Um problema complexo é o de saber se é possível, ao humano, amar algum bem acima do bem particular.
Os medievais, com a sua habitual argúcia, questionavam-se se é efectivamente possível amar o bem comum acima do bem particular.
O ponto é complexo porque diversos aspectos difíceis o complicam. Um deles é a aparente capacidade reflexa do amor... O amor é capaz de reflectir-se - o que, evidentemente, complica tudo... na verdade, é na continuação deste problema da reflexão do amor que Kant veio a dizer ser impossível ao humano ter evidência acerca da sua própria intenção verdadeira... o sujeito não tem como saber de modo certo qual é a sua intenção mais profunda quando faz algo. Mas a coisa vem, evidentemente, de muito de trás.

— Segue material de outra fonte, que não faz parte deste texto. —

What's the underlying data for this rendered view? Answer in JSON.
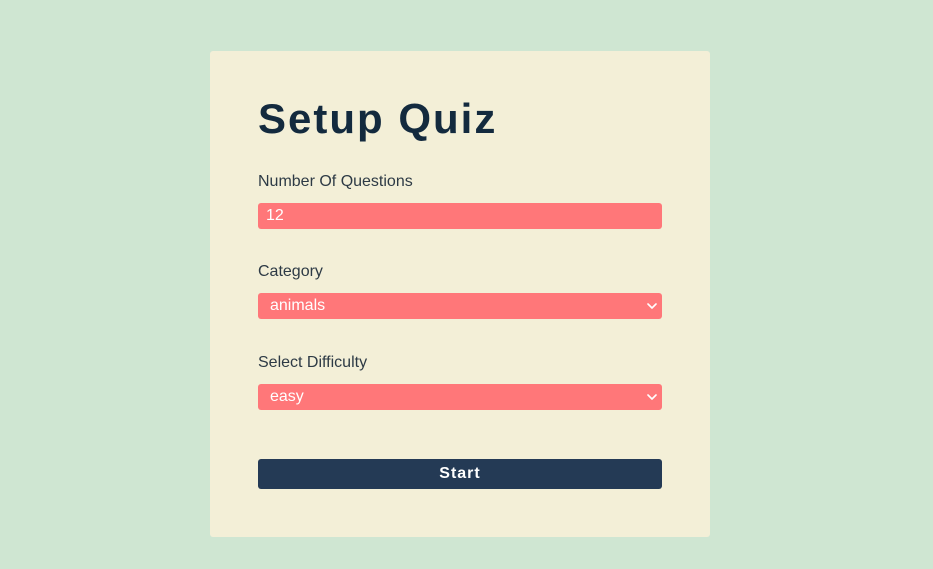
{
  "form": {
    "title": "Setup Quiz",
    "questions": {
      "label": "Number Of Questions",
      "value": "12"
    },
    "category": {
      "label": "Category",
      "selected": "animals"
    },
    "difficulty": {
      "label": "Select Difficulty",
      "selected": "easy"
    },
    "start_label": "Start"
  },
  "colors": {
    "background": "#cfe6d2",
    "card": "#f3efd7",
    "title": "#132a3e",
    "control": "#ff7779",
    "button": "#243a55"
  },
  "icons": {
    "select_arrow": "chevron-down-icon"
  }
}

Já Platão identificara a capacidade de reflexão do amor - desde logo no famoso Sympósio em que um dos participantes conta o mito em que Zeus teria dividido ao meio o ser humano originário, ficando cada uma das partes com a ingrata tarefa de encontrar a sua cara metade... Ao contrário do que pode parecer aos mais românticos, o mito da cara metade é uma apresentação muito pessimista da natureza humana. Isto é assim, justamente, porque este mito põe a possibilidade de todo o nosso amor - todo o nosso afã - se dar em modo reflexo, mas de tal modo que a reflexão não recupera em próprio o reflectido... ou seja: Platão coloca a hipótese de que todo o afã do humano no mundo poder não passar de equívoco, de tal modo que se ama sempre algo que está "em vez" daquilo que verdadeiramente nos falta e verdadeiramente se ama. Platão coloca a hipótese de que tudo aquilo que de cada vez julgamos amar ser um tiro ao lado, ser um falhanço... Evidentemente, se esta hipótese for mais do que uma hipótese, mais do que um mito que alguém já tocado pela bebida conta, então a vida humana será uma espécie de tragédia em que os homens sempre se esforçam por colmatar a falta que em si mesmos encontram, mas de tal modo que sempre se dirigem para aquilo que pensam amar sem amar efectivamente e que, por isso, jamais pode saldar o débito natural.
O problema da reflexão do amor significa que se pode amar sempre algo diferente daquilo que se julga amar. O sujeito pode fazer todas as coisas julgando que o faz em virtude de tal ou tal móbil, tal ou tal impulso, e estar completamente equivocado quanto à verdadeira motivação das suas acções.
Assim, é perfeitamente possível que o sujeito que julga agir por mor do bem comum esteja, afinal, a fazê-lo em virtude do seu bem particular. A esta forma de confusão, a que Kant alude várias vezes, Kierkegaard chamava "equívoco" ou "mal-entendido do sujeito consigo mesmo"...
Ora, o mal-entendido não é, em si mesmo, um problema. Na verdade, mesmo do ponto de vista ético, o equívoco não coloca graves problemas, desde que o sujeito seja honesto. Quer dizer: pode haver mal-entendido do sujeito consigo mesmo enquanto este é honesto. Como quando dois sujeitos falam entre si de coisas diferentes julgando ambos estar a falar da mesma coisa.
O problema coloca-se porque esta estrutura - a do amor enquanto capaz de reflectir-se - permite uma outra forma bem mais perversa, a saber, o auto-engano. O auto-engano é uma espécie de equívoco, mas que é produzido de tal modo que é imputável ao sujeito.
Como se sabe, a estrutura da consciência tal como era concebida pelos modernos, a conhecida estrutura cartesiana, impediria a ocorrência do auto-engano. Ou melhor, impediria a ocorrência de um auto-engano eficaz, pois o sujeito tentar-se-ia enganar enquanto conhecedor da verdade e da intenção de mentir.
A reflexão cartesiana é uma reflexão do pensamento, uma dobra do pensamento sobre si mesmo - que, portanto, é límpida e apresenta o sujeito em pessoa a si mesmo.
Mas a reflexão do amor é mais complexa: o sujeito ama x mas na dobra o seu amor visa y. Não se trata de um substituto, como quando alguém compra uma cópia pirata porque é mais barata. Aqui não há qualquer mal-entendido. Mas a raposa que, ao perceber que as uvas estão muito altas, se convence a si mesma que afinal até estão verdes e desiste do esforço, está envolta num auto-engano. A questão de saber se ela alguma vez poderia chegar-lhes é indiferente.